Tender seared chicken simmered in a rich garlic cream sauce—perfect for a cozy, flavorful dinner.
4 boneless, skinless chicken breasts
Salt and pepper, to taste
1 tsp paprika (optional)
2 tbsp olive oil
2 tbsp butter, divided
6 garlic cloves, minced
½ cup low-sodium chicken broth
1 cup heavy cream
¼ cup grated Parmesan cheese (optional)
2 tbsp chopped fresh parsley or thyme
Season chicken breasts with salt, pepper, and paprika. Pound to even thickness.
Heat olive oil and 1 tbsp butter in a skillet over medium-high. Sear chicken for 5–6 minutes per side until golden and cooked through.
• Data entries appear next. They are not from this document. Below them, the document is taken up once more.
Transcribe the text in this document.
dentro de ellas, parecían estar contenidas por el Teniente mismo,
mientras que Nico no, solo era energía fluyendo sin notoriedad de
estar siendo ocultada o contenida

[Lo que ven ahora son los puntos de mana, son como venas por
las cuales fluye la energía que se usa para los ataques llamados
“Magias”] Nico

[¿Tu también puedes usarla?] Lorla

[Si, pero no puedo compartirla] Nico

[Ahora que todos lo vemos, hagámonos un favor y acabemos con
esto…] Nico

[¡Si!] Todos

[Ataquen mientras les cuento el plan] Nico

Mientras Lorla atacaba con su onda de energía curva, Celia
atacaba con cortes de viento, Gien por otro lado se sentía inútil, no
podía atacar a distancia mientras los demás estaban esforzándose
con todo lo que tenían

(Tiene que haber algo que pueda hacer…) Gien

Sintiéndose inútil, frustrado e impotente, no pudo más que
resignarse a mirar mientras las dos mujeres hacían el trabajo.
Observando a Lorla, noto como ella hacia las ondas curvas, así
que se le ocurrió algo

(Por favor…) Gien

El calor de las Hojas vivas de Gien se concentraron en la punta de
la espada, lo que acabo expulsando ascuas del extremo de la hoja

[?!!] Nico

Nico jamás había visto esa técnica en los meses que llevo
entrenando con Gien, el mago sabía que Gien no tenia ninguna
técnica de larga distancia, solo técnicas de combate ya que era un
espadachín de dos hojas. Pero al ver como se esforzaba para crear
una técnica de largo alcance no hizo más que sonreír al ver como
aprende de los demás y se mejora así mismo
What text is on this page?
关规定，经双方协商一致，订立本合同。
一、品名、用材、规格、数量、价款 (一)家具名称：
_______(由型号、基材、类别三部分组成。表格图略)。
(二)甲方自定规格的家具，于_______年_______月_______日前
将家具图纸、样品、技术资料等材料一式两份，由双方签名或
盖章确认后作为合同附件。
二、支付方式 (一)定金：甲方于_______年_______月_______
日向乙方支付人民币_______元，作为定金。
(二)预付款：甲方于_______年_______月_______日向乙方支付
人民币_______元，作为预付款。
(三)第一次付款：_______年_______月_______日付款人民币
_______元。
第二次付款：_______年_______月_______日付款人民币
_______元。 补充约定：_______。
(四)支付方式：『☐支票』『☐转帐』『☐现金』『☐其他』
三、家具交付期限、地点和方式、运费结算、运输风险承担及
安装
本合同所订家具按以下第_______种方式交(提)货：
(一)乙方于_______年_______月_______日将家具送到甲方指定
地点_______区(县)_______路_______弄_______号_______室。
Set aside.
Reduce heat to medium, add remaining butter. Sauté garlic for 30–60 seconds.
Add chicken broth, scraping pan to deglaze.
Stir in cream and simmer for 5–7 minutes until thickened. Stir in Parmesan if using.
Return chicken to skillet and spoon sauce over. Simmer 2–3 minutes more.
Garnish with fresh herbs and serve hot.
Add sautéed mushrooms or spinach for variety.
Use coconut cream for a dairy-free version.
Serve with mashed potatoes, rice, or crusty bread.